Les États Membres, a-t-il dit, ne peuvent pas s’attendre à ce que les Nations Unies s’attaquent efficacement aux situations d’urgence, comme l’Ukraine, ou fassent des progrès significatifs sur les objectifs de développement durable si les effectifs ne sont pas dotés des moyens d’être performants. Le représentant a aussi déploré la tendance de certaines délégations à présenter à la dernière minute des revendications « déraisonnables et exorbitantes » qui sapent les négociations, d’où les mauvais résultats politiques et le risque de donner une mauvaise image de l’Organisation.
Après avoir salué les décisions prises par la Cinquième Commission, M. RICHARD CROKER (Royaume-Uni) a pointé du doigt les domaines importants sur lesquels elle n’a pas réussi à avancer, dont la gestion des ressources humaines, en dépit des efforts que tout le monde a déployés pendant plusieurs mois pour trouver un consensus. Les positions se sont certes rapprochées par rapport aux années précédentes mais il a été impossible d’éliminer les divergences. Le représentant a tout de même estimé que les États Membres ont désormais une bonne base pour poursuivre les discussions futures et qu’il faudra n’épargner aucun effort pour régler les questions de l’assurance maladie après la cessation de service et des procédures d’achat.
M. EVGENY V. KALUGIN (Fédération de Russie) a salué les accords intervenus sur le budget de la Mission d’appui des Nations Unies en Libye (MANUL), la gestion souple de l’espace de travail au Siège des Nations Unies, le système de gestion de la résilience institutionnelle et le rapport du Corps commun d’inspection. Il a tout de même regretté que le consensus ait fait défaut pour d’autres textes importants, en dénonçant notamment l’absence de décisions sur la gestion des ressources humaines et le fonctionnement de la chaîne d’approvisionnement. Le représentant a tenu à rappeler que le mandat de la Cinquième commission porte exclusivement sur les questions administratives et budgétaires. Il a donc demandé au Président de la Commission d’obtenir des États qu’ils s’abstiennent des commentaires politiques relevant d’autres instances de l’ONU.
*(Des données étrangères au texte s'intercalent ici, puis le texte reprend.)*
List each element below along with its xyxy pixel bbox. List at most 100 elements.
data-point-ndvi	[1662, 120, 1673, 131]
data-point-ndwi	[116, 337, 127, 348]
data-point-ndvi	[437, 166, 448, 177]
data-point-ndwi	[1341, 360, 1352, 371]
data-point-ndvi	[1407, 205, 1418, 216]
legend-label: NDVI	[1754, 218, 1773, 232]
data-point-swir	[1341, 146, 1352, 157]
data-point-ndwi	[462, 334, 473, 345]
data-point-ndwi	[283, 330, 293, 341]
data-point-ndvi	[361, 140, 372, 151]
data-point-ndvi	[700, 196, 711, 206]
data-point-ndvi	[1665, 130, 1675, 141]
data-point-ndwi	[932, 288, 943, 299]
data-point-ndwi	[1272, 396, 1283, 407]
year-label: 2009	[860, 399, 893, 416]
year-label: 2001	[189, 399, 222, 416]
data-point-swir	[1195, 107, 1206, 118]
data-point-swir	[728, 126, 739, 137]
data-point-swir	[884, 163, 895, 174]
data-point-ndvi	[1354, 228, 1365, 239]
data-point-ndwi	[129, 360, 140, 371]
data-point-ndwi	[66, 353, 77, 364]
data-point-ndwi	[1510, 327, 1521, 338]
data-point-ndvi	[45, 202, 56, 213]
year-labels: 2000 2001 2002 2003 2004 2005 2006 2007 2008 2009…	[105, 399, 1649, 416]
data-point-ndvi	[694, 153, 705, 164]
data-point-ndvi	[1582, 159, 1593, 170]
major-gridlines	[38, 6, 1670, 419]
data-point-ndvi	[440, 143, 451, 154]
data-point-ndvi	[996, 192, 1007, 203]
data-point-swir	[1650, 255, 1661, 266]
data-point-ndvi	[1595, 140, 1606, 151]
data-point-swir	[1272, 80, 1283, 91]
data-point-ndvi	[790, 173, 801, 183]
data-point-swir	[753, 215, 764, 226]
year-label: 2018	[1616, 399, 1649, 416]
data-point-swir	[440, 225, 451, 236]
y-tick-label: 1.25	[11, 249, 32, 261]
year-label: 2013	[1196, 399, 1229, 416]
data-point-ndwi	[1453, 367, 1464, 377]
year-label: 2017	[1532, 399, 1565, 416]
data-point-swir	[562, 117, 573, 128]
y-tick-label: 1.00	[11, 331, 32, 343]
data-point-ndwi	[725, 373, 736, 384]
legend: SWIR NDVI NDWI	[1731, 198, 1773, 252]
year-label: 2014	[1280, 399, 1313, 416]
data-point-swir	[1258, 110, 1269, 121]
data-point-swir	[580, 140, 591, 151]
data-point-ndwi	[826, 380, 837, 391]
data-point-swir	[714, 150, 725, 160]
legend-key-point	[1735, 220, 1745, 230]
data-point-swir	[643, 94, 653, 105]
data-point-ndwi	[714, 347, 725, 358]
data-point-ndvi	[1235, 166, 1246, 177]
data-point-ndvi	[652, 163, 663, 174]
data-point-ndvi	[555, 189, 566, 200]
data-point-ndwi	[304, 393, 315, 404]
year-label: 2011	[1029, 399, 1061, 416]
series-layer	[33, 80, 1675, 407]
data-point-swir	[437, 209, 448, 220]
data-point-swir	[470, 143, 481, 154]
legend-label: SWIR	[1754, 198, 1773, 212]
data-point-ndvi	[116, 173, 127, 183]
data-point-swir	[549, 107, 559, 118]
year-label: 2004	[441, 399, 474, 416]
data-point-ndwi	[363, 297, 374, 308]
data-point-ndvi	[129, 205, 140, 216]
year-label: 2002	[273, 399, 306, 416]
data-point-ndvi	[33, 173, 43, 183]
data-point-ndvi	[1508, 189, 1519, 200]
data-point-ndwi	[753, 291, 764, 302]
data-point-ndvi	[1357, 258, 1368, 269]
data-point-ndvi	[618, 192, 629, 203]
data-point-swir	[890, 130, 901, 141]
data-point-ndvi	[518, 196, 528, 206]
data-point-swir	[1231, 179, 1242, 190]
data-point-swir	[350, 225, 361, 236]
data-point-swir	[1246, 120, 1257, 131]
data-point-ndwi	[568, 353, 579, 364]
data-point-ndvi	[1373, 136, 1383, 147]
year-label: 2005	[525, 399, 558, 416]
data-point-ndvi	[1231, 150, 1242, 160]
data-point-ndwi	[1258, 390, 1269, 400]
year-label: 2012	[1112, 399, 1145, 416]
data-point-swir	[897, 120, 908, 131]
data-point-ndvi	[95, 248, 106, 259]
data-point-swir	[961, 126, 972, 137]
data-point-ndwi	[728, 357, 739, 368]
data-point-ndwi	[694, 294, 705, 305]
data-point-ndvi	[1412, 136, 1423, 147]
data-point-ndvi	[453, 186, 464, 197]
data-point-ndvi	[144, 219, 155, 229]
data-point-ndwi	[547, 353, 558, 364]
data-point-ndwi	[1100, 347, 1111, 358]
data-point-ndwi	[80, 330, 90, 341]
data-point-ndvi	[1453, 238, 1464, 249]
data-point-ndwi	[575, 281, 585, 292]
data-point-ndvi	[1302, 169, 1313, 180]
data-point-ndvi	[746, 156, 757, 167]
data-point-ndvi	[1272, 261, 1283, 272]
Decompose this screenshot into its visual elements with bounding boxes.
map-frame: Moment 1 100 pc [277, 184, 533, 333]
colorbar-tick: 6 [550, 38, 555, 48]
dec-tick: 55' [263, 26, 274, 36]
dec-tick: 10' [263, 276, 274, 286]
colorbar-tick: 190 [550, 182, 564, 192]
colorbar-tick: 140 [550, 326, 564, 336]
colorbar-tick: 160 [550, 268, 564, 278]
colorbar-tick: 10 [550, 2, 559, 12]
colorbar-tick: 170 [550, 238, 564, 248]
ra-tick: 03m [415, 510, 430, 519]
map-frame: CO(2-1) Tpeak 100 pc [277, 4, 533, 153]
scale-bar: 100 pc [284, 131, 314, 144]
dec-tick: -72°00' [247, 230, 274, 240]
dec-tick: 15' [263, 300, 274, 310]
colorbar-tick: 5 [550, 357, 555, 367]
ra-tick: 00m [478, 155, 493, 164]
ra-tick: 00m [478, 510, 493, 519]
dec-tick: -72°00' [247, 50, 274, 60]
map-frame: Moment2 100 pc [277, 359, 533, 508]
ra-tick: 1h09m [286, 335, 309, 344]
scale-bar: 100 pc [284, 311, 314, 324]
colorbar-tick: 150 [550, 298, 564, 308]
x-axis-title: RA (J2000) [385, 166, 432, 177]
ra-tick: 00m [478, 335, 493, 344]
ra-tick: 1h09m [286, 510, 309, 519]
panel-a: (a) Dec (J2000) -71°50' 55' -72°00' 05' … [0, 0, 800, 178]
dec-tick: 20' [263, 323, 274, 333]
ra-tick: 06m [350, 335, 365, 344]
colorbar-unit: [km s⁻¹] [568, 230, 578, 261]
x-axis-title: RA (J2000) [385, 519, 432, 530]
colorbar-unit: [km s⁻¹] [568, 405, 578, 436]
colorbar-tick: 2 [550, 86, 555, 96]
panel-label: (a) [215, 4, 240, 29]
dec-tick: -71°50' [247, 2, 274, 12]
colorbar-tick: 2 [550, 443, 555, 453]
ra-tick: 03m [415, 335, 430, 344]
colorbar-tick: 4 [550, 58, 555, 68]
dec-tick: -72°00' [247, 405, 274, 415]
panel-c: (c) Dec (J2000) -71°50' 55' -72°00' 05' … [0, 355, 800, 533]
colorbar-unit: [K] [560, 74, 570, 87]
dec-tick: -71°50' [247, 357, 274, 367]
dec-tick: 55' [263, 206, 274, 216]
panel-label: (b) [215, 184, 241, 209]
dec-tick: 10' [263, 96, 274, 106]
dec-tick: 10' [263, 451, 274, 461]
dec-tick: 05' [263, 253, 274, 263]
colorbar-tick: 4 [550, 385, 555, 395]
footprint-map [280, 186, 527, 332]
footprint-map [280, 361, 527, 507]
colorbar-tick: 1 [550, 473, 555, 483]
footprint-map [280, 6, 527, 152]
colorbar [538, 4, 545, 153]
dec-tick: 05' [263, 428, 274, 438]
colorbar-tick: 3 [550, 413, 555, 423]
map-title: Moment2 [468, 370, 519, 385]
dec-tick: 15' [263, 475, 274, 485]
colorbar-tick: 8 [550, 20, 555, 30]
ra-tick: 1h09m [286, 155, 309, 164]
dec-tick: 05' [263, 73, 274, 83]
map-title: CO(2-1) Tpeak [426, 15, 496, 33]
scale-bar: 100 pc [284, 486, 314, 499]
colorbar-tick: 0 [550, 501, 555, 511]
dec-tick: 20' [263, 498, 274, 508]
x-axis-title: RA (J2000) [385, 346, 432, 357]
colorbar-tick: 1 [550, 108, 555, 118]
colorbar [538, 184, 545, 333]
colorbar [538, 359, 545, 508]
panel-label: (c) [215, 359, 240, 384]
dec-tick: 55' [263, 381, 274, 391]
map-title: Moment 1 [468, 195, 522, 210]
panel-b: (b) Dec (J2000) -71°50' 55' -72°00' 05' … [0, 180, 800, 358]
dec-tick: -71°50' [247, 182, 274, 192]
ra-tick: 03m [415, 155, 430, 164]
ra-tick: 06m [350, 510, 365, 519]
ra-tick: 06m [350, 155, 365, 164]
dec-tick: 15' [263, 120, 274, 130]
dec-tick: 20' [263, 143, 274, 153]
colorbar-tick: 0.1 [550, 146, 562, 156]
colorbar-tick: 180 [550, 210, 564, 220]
M. CHENG LIE (Chine) a exhorté la Commission à parvenir à un compromis sur la question des ressources humaines. Nous devons corriger la situation s’agissant de la représentation géographique équitable au sein du personnel de l’ONU, a-t-il martelé, avant d’appeler les délégations à réfléchir aux moyens d’aller de l’avant. En l’occurrence, a-t-il tranché, ce qui manque véritablement, c’est la volonté politique.
Le Président de la Commission s’est félicité du consensus obtenu sur certains points de la gestion des ressources humaines qui permettront de poursuivre le travail dès la prochaine session.